When classic and contemporary Catholic teaching is compared with the Westminster Confession, the differences between Rome and Evangelicals on justification are thrown into sharp releif.

"Those whom God effectually calls, He also freely justifies;[1] not by infusing righteousness into them, but by pardoning their sins, and by accounting and accepting their persons as righteous; not for any thing wrought in them, or done by them, but for Christ's sake alone; nor by imputing faith itself, the act of believing, or any other evangelical obedience to them, as their righteousness; but by imputing the obedience and satisfaction of Christ unto them,they receiving and resting on Him and His righteousness by faith; which faith they have not of themselves, it is the gift of God."

My blog carries a link to an article by Don Carson on justification in Catholic & Evangelical dialogue:

http://exiledpreacher.blogspot.com/2006/03/don-carson-on-justification-in_03.html

Theological honesty demands that real differences between Roman Catholic and Evangelical Protestant teaching on justification be acknowledged rather than swept under the ecumenical carpet.

Guy Davies

Ben Myers said...

I've appreciated all these comments. Just a note in response to Guy's phrase, "swept under the ecumenical carpet." Although some cheap ecumenical efforts have aimed at this kind of thing, this is by no means a fair description of the serious theological dialogue that has been taking place over the doctrine of justification. And certainly Hans Küng's brilliant study had no intention of sweeping anything under the carpet. Instead, the serious ecumenical discussion of justification has tried to achieve a more penetrating grasp of both the Protestant and the Catholic positions, not in order to eliminate difference, but in order first of all to achieve genuine understanding (which is no easy thing!).
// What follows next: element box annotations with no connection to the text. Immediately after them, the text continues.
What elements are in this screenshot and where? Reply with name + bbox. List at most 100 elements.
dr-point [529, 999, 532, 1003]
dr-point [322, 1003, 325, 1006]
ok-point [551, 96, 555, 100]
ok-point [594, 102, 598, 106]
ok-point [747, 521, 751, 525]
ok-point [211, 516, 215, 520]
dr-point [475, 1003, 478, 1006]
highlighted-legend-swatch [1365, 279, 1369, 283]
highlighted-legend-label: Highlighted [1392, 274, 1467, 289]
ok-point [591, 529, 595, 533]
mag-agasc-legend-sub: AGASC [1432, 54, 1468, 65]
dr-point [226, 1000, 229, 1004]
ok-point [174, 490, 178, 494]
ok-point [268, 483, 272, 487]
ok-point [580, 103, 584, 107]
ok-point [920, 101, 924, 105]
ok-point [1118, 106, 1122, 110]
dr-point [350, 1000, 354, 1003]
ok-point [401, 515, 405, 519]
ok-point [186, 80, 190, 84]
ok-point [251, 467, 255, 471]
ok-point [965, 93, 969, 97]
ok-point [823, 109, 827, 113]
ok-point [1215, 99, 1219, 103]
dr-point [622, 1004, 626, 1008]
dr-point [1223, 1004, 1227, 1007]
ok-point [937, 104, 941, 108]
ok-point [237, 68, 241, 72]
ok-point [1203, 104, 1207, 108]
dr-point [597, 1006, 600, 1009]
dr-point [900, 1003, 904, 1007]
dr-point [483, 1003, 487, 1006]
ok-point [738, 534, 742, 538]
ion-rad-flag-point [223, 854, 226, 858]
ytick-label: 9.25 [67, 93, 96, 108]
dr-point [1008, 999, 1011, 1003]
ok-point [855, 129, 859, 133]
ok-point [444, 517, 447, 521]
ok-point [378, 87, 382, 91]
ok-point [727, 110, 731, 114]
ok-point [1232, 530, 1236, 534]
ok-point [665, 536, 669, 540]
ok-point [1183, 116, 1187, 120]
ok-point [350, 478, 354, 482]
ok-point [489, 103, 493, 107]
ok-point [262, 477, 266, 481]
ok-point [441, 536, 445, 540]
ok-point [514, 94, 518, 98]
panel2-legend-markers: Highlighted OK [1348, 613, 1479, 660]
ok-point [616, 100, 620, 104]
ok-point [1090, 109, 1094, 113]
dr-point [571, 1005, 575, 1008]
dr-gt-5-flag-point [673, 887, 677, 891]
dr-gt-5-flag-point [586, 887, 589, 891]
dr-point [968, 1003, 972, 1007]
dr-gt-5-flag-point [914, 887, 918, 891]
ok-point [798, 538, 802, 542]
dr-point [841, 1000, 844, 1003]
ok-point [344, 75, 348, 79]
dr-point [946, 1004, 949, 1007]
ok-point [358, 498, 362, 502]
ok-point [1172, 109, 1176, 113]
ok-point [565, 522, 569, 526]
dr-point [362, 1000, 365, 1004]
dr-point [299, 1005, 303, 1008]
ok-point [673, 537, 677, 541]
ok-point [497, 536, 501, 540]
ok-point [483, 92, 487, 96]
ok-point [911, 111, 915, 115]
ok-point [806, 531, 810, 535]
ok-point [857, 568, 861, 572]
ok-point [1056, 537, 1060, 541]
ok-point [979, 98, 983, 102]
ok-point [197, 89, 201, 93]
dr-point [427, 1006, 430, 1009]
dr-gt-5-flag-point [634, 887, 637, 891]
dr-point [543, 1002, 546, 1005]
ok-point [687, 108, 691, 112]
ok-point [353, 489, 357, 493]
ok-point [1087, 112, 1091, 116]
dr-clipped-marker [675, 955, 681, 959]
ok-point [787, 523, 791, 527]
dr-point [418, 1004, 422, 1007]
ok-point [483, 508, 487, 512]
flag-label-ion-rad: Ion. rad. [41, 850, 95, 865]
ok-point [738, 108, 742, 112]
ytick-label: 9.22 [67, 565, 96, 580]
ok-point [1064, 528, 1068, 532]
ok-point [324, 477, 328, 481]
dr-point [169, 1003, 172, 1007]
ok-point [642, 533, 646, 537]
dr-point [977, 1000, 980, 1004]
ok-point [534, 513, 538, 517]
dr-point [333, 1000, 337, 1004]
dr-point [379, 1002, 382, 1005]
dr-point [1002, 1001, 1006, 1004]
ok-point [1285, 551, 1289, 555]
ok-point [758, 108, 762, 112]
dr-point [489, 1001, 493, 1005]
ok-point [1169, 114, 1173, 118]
You may well be right, Guy, that there is still no full agreement (and a very profound book that argues this point is Eberhard Jüngel's Justification, a book which is nevertheless written in an ecumenical spirit, i.e., a spirit of attempted understanding). But the lack of full agreement shouldn't be taken as a condemnation of ecumenical dialogue, but rather as an indication of the seriousness of the task. If it were just a matter of sweeping a few things under the carpet, then everything could be settled quickly and easily. But because all of us, Catholic and Protestant alike, are interested in genuine understanding, there is no such easy solution. And this is why sober ecumenical discussion remains one of the central challenges of contemporary theology.

Guy Davies said...

Ben, I am not against dialogue and discussion between Evangelical Protestants and Catholics. Not at all. What I am pleading for is an honest approach that recognises that there are real and deep differences between the two sides on justification and other issues.

The problem is not simply one of understanding. The Westminster divines understood Catholic teaching on justification pretty accurateley, but they did not agree with it. Likewise, the Catholic dogmatists behind Trent understood Protestant teaching on justification. For example, I do not believe that justification is transformatory and therefore can be increased by good works. As an Evangelical Protestant,I reamin subject to Trent's ringing anathema.

The joint Lutheran and Catholic Declaration of 1999 quoted by Kim is a good summary of Catholic teaching. Justification, according to the Declaration is transforatory:

"When persons come by faith to share in Christ, God no longer imputes to them their sin and through the Holy Spirit effects in them an active love."

To me, active love effected by the Holy Spirit is a fruit of regeneration, not a part of justification. Faith works through love, but faith alone in Christ alone justifies. The real differences between Rome and classic Protestant teaching on justification are not recognised or resolved by the Declaration. I don't think that it is altogether cynical to say that statement is kind of ecumenical carpet under which differences are swept.

By all means let honest dialogue continue. However, there can be no real agreement between the two sides unless:

1) Protestants accept that there is a transformatory element to justification.

or

2) Catholics agree that justification is solely a forensic declaration that a sinner is righteous by faith in Christ alone.